3. How does your customer acquire your product?

  • This consists of determining the customer’s decision making unit, mapping the process of acquiring a paying customer, and mapping the sales process.

  • Insight: each customer consists of an end user and a decision making unit. The end user is the individual who actually uses your product. The decision making unit includes the champion (someone who wants to purchase the product), the primary economic buyer (someone with authority to spend money), and potentially influencers, vetoers, purchasing departments, etc (people who have sway over the primary economic buyer). Sometimes, the end user plays all these roles, but often, that’s not the case (especially with B2B). Merely building a product that makes an end user happy isn’t enough; you must also be sure that your sales process works for the decision making unit too.

4. How do you make money off your product?

  • This consists of designing your business model, setting up a pricing framework, and calculating LTV and COCA.

  • Insight: a business model is not pricing.
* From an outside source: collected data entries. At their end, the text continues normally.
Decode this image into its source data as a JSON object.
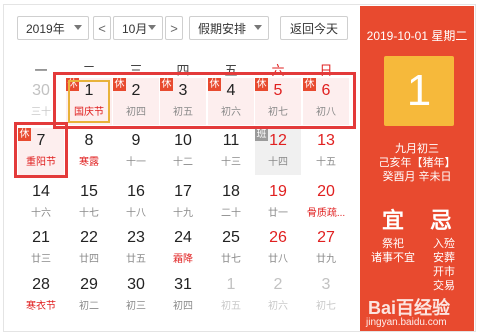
{
  "toolbar": {
    "year": "2019年",
    "prev": "<",
    "month": "10月",
    "next": ">",
    "holiday": "假期安排",
    "today": "返回今天"
  },
  "weekdays": [
    "一",
    "二",
    "三",
    "四",
    "五",
    "六",
    "日"
  ],
  "days": [
    {
      "n": "30",
      "s": "三十"
    },
    {
      "n": "1",
      "s": "国庆节",
      "tag": "休"
    },
    {
      "n": "2",
      "s": "初四",
      "tag": "休"
    },
    {
      "n": "3",
      "s": "初五",
      "tag": "休"
    },
    {
      "n": "4",
      "s": "初六",
      "tag": "休"
    },
    {
      "n": "5",
      "s": "初七",
      "tag": "休"
    },
    {
      "n": "6",
      "s": "初八",
      "tag": "休"
    },
    {
      "n": "7",
      "s": "重阳节",
      "tag": "休"
    },
    {
      "n": "8",
      "s": "寒露"
    },
    {
      "n": "9",
      "s": "十一"
    },
    {
      "n": "10",
      "s": "十二"
    },
    {
      "n": "11",
      "s": "十三"
    },
    {
      "n": "12",
      "s": "十四",
      "tag": "班"
    },
    {
      "n": "13",
      "s": "十五"
    },
    {
      "n": "14",
      "s": "十六"
    },
    {
      "n": "15",
      "s": "十七"
    },
    {
      "n": "16",
      "s": "十八"
    },
    {
      "n": "17",
      "s": "十九"
    },
    {
      "n": "18",
      "s": "二十"
    },
    {
      "n": "19",
      "s": "廿一"
    },
    {
      "n": "20",
      "s": "骨质疏..."
    },
    {
      "n": "21",
      "s": "廿三"
    },
    {
      "n": "22",
      "s": "廿四"
    },
    {
      "n": "23",
      "s": "廿五"
    },
    {
      "n": "24",
      "s": "霜降"
    },
    {
      "n": "25",
      "s": "廿七"
    },
    {
      "n": "26",
      "s": "廿八"
    },
    {
      "n": "27",
      "s": "廿九"
    },
    {
      "n": "28",
      "s": "寒衣节"
    },
    {
      "n": "29",
      "s": "初二"
    },
    {
      "n": "30",
      "s": "初三"
    },
    {
      "n": "31",
      "s": "初四"
    },
    {
      "n": "1",
      "s": "初五"
    },
    {
      "n": "2",
      "s": "初六"
    },
    {
      "n": "3",
      "s": "初七"
    }
  ],
  "side": {
    "date": "2019-10-01 星期二",
    "big": "1",
    "lunar": "九月初三",
    "year_gz": "己亥年【猪年】",
    "month_day_gz": "癸酉月 辛未日",
    "yi": "宜",
    "ji": "忌",
    "yi_items": [
      "祭祀",
      "诸事不宜"
    ],
    "ji_items": [
      "入殓",
      "安葬",
      "开市",
      "交易"
    ],
    "watermark": "Bai百经验",
    "watermark_url": "jingyan.baidu.com"
  },
  "colors": {
    "accent": "#e84a2f",
    "big_box": "#f6b93b",
    "weekend": "#e02020",
    "highlight": "#e33a3a"
  }
}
It’s the higher level framework that defines how your business extracts money from customers. The book has a list of common business models, such as: one-time up front charge plus maintenance; cost plus; hourly rate; subscription model; licensing; consumables; advertising; transaction fees; usage based; etc.

  • Insight: most companies should aim to have a business model based on value, not costs. That is, instead of basing your pricing on costs plus markup, you should aim to extract a portion of the value you create for your customers. In the tech startup world in particular, the marginal cost of software is typically zero, so a business model based on cost won’t work. On the other hand, software can produce a huge amount of value, so capturing some of that value can give you a very scalable business model, and one that aligns incentives well with your customers (the more value you give them, the more successful your business). The percentage of value that you capture varies, but 20% is a typical target.

  • Insight: be systematic about figuring out your LTV, COCA, and other key metrics up front. Even if you have an amazing product and an effective way to sell it, if the unit economics don’t work, you won’t succeed as a business. The book includes formulas and resources to help do these calculations.

5. How do you design and build your product?

  • This consists of identifying key assumptions, testing those assumptions, defining an MVBP, and showing that “the dogs will eat the food.”

  • Insight: don’t skip the previous 4 phases! In many of my product ventures, I went straight to the “design and build the product” phase, and it cost me. Yes, it’s a lot of hard work to identify the customer, their needs, how to acquire them, and how to make money from them, but the odds of launching a successful new product or business without doing those steps is quite low.

  • Insight: build Minimal Viable Business Product (MVBP) to test your assumptions. This is slightly different than an MVP, in that it requires three core elements: the customer gets value from the product; the customer pays for the product; the product is sufficient to start a feedback loop where the customer can give you feedback to iteratively improve the product.

6. How do you scale your business?

  • This consists of calculating the TAM of follow-on markets and developing a product plan.